Australian researchers are a step closer to developing a more effective vaccine against tuberculosis based on a novel ‘pulmonary immunisation’ technique.
Scientists at the Centenary Institute in Sydney have demonstrated how an influenza-based vaccine can be used to activate CD4+ memory T cells in the lung that are associated with protection against tuberculosis.
The work is based on the premise that more effective protection against M. tuberculosis can be conferred by using intranasal immunisation methods to the lung rather than the traditional injection technique such as BCG vaccine.

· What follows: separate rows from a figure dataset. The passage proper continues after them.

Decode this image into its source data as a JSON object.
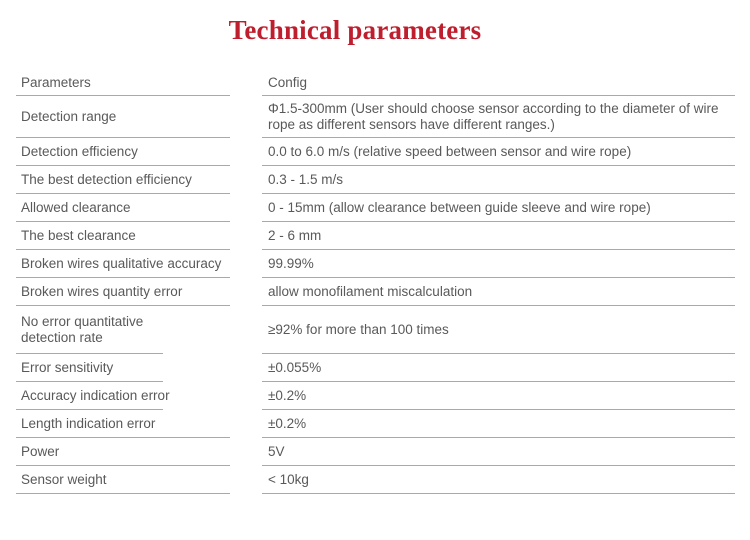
{
  "title": "Technical parameters",
  "colors": {
    "title": "#be1e2d",
    "text": "#595959",
    "divider": "#a9a9a9"
  },
  "table": {
    "header": {
      "param": "Parameters",
      "config": "Config"
    },
    "rows": [
      {
        "param": "Detection range",
        "config": "Φ1.5-300mm (User should choose sensor according to the diameter of wire rope as different sensors have different ranges.)",
        "height": "tall"
      },
      {
        "param": "Detection efficiency",
        "config": "0.0 to 6.0 m/s (relative speed between sensor and wire rope)",
        "height": "normal"
      },
      {
        "param": "The best detection efficiency",
        "config": "0.3 - 1.5 m/s",
        "height": "normal"
      },
      {
        "param": "Allowed clearance",
        "config": "0 - 15mm (allow clearance between guide sleeve and wire rope)",
        "height": "normal"
      },
      {
        "param": "The best clearance",
        "config": "2 - 6 mm",
        "height": "normal"
      },
      {
        "param": "Broken wires qualitative accuracy",
        "config": "99.99%",
        "height": "normal"
      },
      {
        "param": "Broken wires quantity error",
        "config": "allow monofilament miscalculation",
        "height": "normal"
      },
      {
        "param": "No error quantitative detection rate",
        "config": "≥92% for more than 100 times",
        "height": "xtall",
        "short_line": true,
        "wrap_label": true
      },
      {
        "param": "Error sensitivity",
        "config": "±0.055%",
        "height": "normal",
        "short_line": true
      },
      {
        "param": "Accuracy indication error",
        "config": "±0.2%",
        "height": "normal",
        "short_line": true
      },
      {
        "param": "Length indication error",
        "config": "±0.2%",
        "height": "normal"
      },
      {
        "param": "Power",
        "config": "5V",
        "height": "normal"
      },
      {
        "param": "Sensor weight",
        "config": "< 10kg",
        "height": "normal"
      }
    ]
  }
}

In a study published in the scientific journal Mucosal Immunology, researchers identified lung parenchyma tissue-resident M. tuberculosis-specific CD4+ T cells that had been induced by recombinant influenza A viruses (rIAV) vaccines to express M. tuberculosis peptides. In further experiments, they showed that resident memory T cells were protective against tuberculosis independent of circulating memory T cells.
In animal models, they showed that mice immunised with the influenza-based vaccine were protected against M. tuberculosis infection even when circulating T cells were profoundly depleted.
“Therefore, pulmonary immunisation with the recombinant influenza A vaccine stimulates lung-resident CD4+memory T cells that are associated with early protection against tuberculosis infection,” they concluded.
And by stimulating memory T cells in the lung, a pulmonary vaccine could provide early protection in the lung, according to Head of Centenary’s Tuberculosis Research Program, Professor Warwick Britton.
“This research has been five years in the making. Previously TB vaccines were given by injection, but delivery of the vaccine to the lung may provide improved protection,” he said.
“In this study we proved that immunisation of the lungs with an Influenza-based vaccine stimulated memory T cells in the lungs that were able to protect against virulent TB infection. We are already using this breakthrough to develop other sub-unit vaccines, suitable for delivery to the lungs in humans,” said Professor Britton.
While Australia is a low-risk country for tuberculosis, the lung infection affects 10.4 million people globally a year and 1.7 million people die as a result.
Childhood BCG is effective against tuberculosis but its immunity wanes after about 15 years, meaning it is largely ineffective in adults.